Populations where LDL-P and LDL-C discordance are even more prevalent
As I described above, the discordance between LDL-P and LDL-C is exacerbated in patients
with metabolic syndrome. The figure below, MESA data, again borrowed from Jim Otvos,
presents this difference in an elegant way. The horizontal axes show LDL-P concentration in the
usual units, nmol/L.
Patients with LDL-C between 100 and 118 mg/dL (i.e., second quartile of risk: 25th to 50th
percentile) are shown without metabolic syndrome (top) and with metabolic syndrome
(bottom). In the patients without metabolic syndrome, LDL-C under-predicts cardiac risk 22%
of the time, consistent with the population data I have shown you earlier. However, when you
look at the patients with metabolic syndrome, you can see that 63% of the time their risk of
cardiac disease is under-predicted. Again, not a typo.
There are so many subsets and cut-off points that I could devote ten more posts to showing you
every one of these analyses. Let me finish this point with the most recent, hot-off-the-press
(actually, still in press in the American Journal of Cardiology, though you can get a preprint
here) analysis of which Tom Dayspring is one of the authors.

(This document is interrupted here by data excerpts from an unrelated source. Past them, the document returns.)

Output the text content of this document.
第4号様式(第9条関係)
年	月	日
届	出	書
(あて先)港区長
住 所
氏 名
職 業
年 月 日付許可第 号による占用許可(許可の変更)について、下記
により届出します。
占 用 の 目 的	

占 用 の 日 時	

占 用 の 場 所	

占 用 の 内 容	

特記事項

These data were collected from nearly 2,000 patients with diabetes who presented with perfect
standard cholesterol numbers: LDL-C < 70 mg/dL; HDL-C > 40 mg/dL; TG <150
mg/dL. However, only in 22% of cases were their LDL-P concordant with LDL-C. That is, in
only 22% of cases did these patients have an LDL-P level below 700 nmol/L.
Remember, LDL-C < 70 mg/dL is considered VERY low risk the 5th percentile. Yet, by LDLP, the real marker of risk, 35% of these patients had more than 1,000 nmol/L and 7% were high
risk. When you do this analysis with the same group of patients stratified by less stringent LDLC criteria (e.g., <100 mg/dL) the number of patients in the high risk group is even higher.
The real world tragedy: 90-95% of physicians, including cardiologists, would bet their own
lives that persons with an LDL-C < 70 mg/dL have no atherosclerotic risk.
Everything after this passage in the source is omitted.